There is never a dull moment in the Pakistan polity, with what the erudite call "fissiparous tendencies" erupting all over all the time. This was as true during the month of March as in any other. The Karachi cauldron boiled over once again as the Mohajir factions of Altaf and Haqiqui went after each other even as the former threatened to withdraw from its alliance with the Pakistan Muslim League (Prime Minister Nawaz Sharif´s party) in governing Sindh.

If Sindh was unstable, the Punjab-dominated national government was seeing other provinces generate pressures with renewed urgency. Once again, the debate between provincialism and centralism began to pick up steam, with the proponents of the "Pakistan Ideology" calling for strict adherence to a tight-knit nation-state ruled from Islamabad. Parties which were till a few weeks ago regarded as in the mainstream suddenly became "anti-national" in the minds of some.

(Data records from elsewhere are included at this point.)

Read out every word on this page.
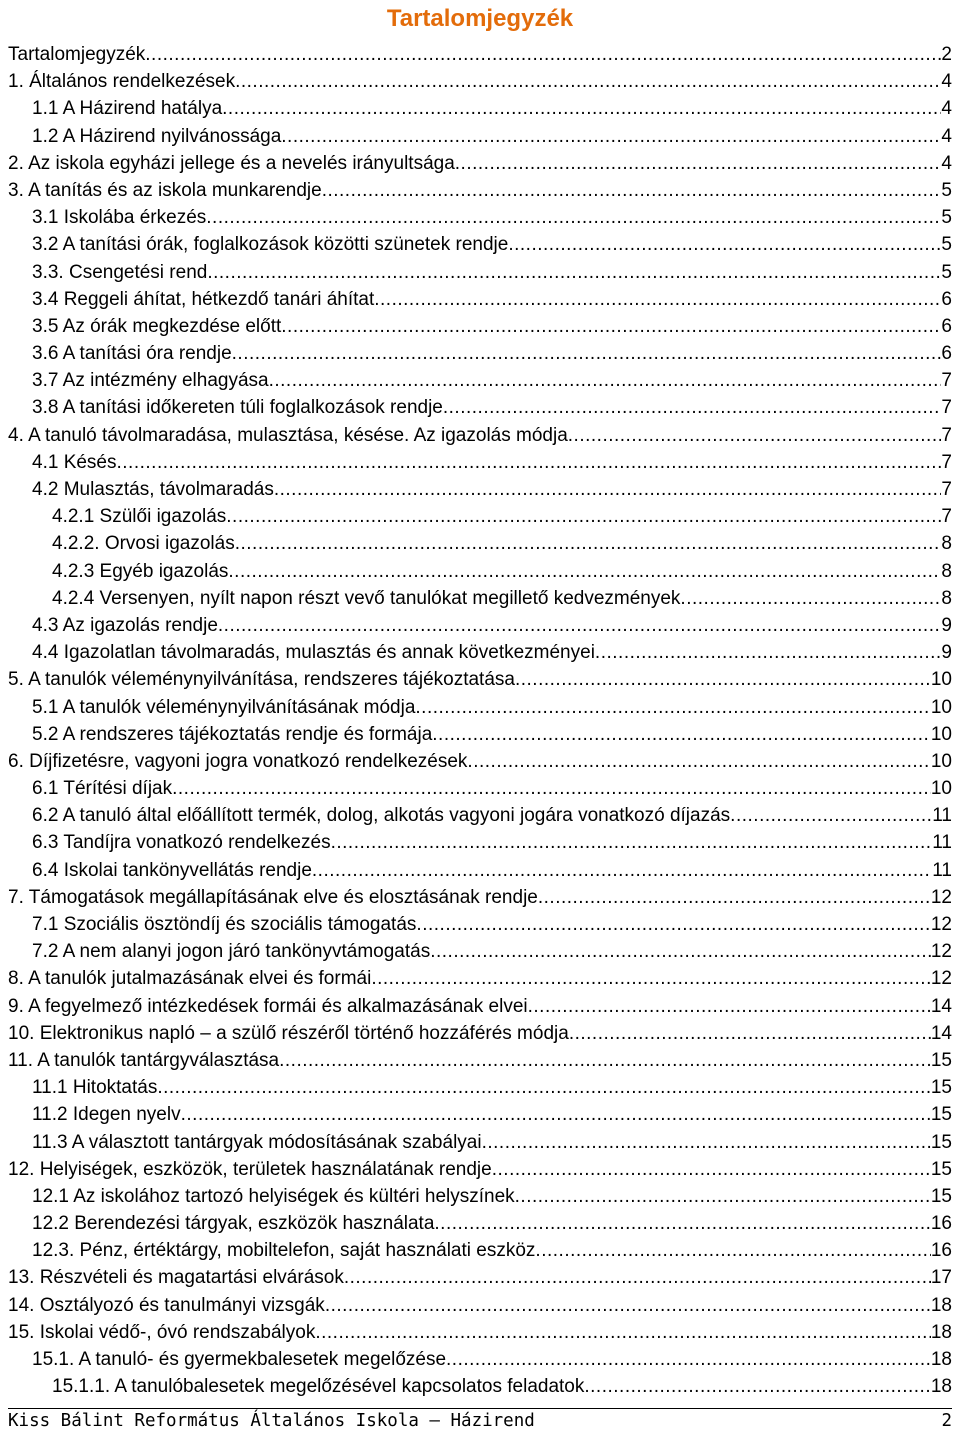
Tartalomjegyzék
Tartalomjegyzék .....	2
1. Általános rendelkezések .....	4
1.1 A Házirend hatálya .....	4
1.2 A Házirend nyilvánossága .....	4
2. Az iskola egyházi jellege és a nevelés irányultsága .....	4
3. A tanítás és az iskola munkarendje .....	5
3.1 Iskolába érkezés .....	5
3.2 A tanítási órák, foglalkozások közötti szünetek rendje .....	5
3.3. Csengetési rend .....	5
3.4 Reggeli áhítat, hétkezdő tanári áhítat .....	6
3.5 Az órák megkezdése előtt .....	6
3.6 A tanítási óra rendje .....	6
3.7 Az intézmény elhagyása .....	7
3.8 A tanítási időkereten túli foglalkozások rendje .....	7
4. A tanuló távolmaradása, mulasztása, késése. Az igazolás módja .....	7
4.1 Késés .....	7
4.2 Mulasztás, távolmaradás .....	7
4.2.1 Szülői igazolás .....	7
4.2.2. Orvosi igazolás .....	8
4.2.3 Egyéb igazolás .....	8
4.2.4 Versenyen, nyílt napon részt vevő tanulókat megillető kedvezmények .....	8
4.3 Az igazolás rendje .....	9
4.4 Igazolatlan távolmaradás, mulasztás és annak következményei .....	9
5. A tanulók véleménynyilvánítása, rendszeres tájékoztatása .....	10
5.1 A tanulók véleménynyilvánításának módja .....	10
5.2 A rendszeres tájékoztatás rendje és formája .....	10
6. Díjfizetésre, vagyoni jogra vonatkozó rendelkezések .....	10
6.1 Térítési díjak .....	10
6.2 A tanuló által előállított termék, dolog, alkotás vagyoni jogára vonatkozó díjazás .....	11
6.3 Tandíjra vonatkozó rendelkezés .....	11
6.4 Iskolai tankönyvellátás rendje .....	11
7. Támogatások megállapításának elve és elosztásának rendje .....	12
7.1 Szociális ösztöndíj és szociális támogatás .....	12
7.2 A nem alanyi jogon járó tankönyvtámogatás .....	12
8. A tanulók jutalmazásának elvei és formái .....	12
9. A fegyelmező intézkedések formái és alkalmazásának elvei .....	14
10. Elektronikus napló – a szülő részéről történő hozzáférés módja .....	14
11. A tanulók tantárgyválasztása .....	15
11.1 Hitoktatás .....	15
11.2 Idegen nyelv .....	15
11.3 A választott tantárgyak módosításának szabályai .....	15
12. Helyiségek, eszközök, területek használatának rendje .....	15
12.1 Az iskolához tartozó helyiségek és kültéri helyszínek .....	15
12.2 Berendezési tárgyak, eszközök használata .....	16
12.3. Pénz, értéktárgy, mobiltelefon, saját használati eszköz .....	16
13. Részvételi és magatartási elvárások .....	17
14. Osztályozó és tanulmányi vizsgák .....	18
15. Iskolai védő-, óvó rendszabályok .....	18
15.1. A tanuló- és gyermekbalesetek megelőzése .....	18
15.1.1. A tanulóbalesetek megelőzésével kapcsolatos feladatok .....	18
Kiss Bálint Református Általános Iskola – Házirend	2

Nawaz Sharif´s national alliance in Islamabad was weakened when the Awami National Party of the nwfp, a partner of nine years´ standing, decided to opt out of the coalition. The trigger was the Prime Minister´s sudden amnesia regarding a promise made to rename the North West Frontier Province "Pakthunkhwa". This is an important matter for the Pakhthuns (Pathans), who make up the majority in the province, and who want the name change since the Sindhis have Sindh, the Punjabis Punjab and the Balochs Balochistan.

Balochistan, meanwhile, was unsettled. The use of its abundant resources for the greater national good – particularly for the benefit of Punjab province and the city of Karachi – has always rankled and the Balochs are growling. While there was that small (or not so small) matter of dropping the ´u´ from "Baluchistan" and replacing it with an ´o´, even more significant was the tussle with Islamabad regarding the withholding of funds for the province.

The national and provincial party alignments and structures seem hardly capable of tackling the many challenges facing the country, other than providing band-aid treatment. For all his much-vaunted success in centralising power so as to be able to do the things required to steer Pakistan along a proper course, the Prime Minister´s Muslim League is no longer as strong as it was just a few weeks ago in the National Assembly.

The government´s power presently rests on the disarray of the opposition. Benazir Bhutto is far out in the cold, her credibility ripped apart by the unfolding corruption scandal with her husband as the prime accused. In mid-March, Benazir did get together with other anti-PML parties and factions to launch the Pakistan Awami Ittehad (PAI), but this is no more than an opportunistic alliance to fight the PML. "Everybody having pro-Pakistan thinking must support the PAI movement," said a pai spokesman, but no one was taking the pronouncement seriously.

Meanwhile, also over the course of March, Pakistan held its first census in 18 years, counting people and households. Holding a census is a necessary exercise for all kinds of obvious reasons. You cannot run a country without knowing how many there are and what the demographic characteristics are. But here, a census holds out the possibility of further destabilising a country that lives on the edge. One official of the statistics division said, "It [the census] is likely to create more problems than it will solve," and he may well be right.

The Ahmadiyas, persecuted by the state this past decade for espousing "un-Islamic" tenets, decided to make a major policy shift when they announced that they would not register as Muslims during the census. There is actually a retrogressive line in the census form itself which denounces the Ahmadiyas, and which has to be acknowledged by all who describe themselves as Muslim.

But, for a country that is getting ever-more mired in the whirlpool of regional, sectarian, and linguistic suspicion, the census exercise may yet yield a positive outcome. As a columnist wrote in The Dawn of Karachi, one just has to make the best of a poor situation. The outcome of the census may be disruptive and may lead to new upheavals in the political arena, he wrote, "but it will not be a bad thing if the census can bring our inherent animosities into the open and intensify our conflicts to a level where some resolution may be possible." So there is hope.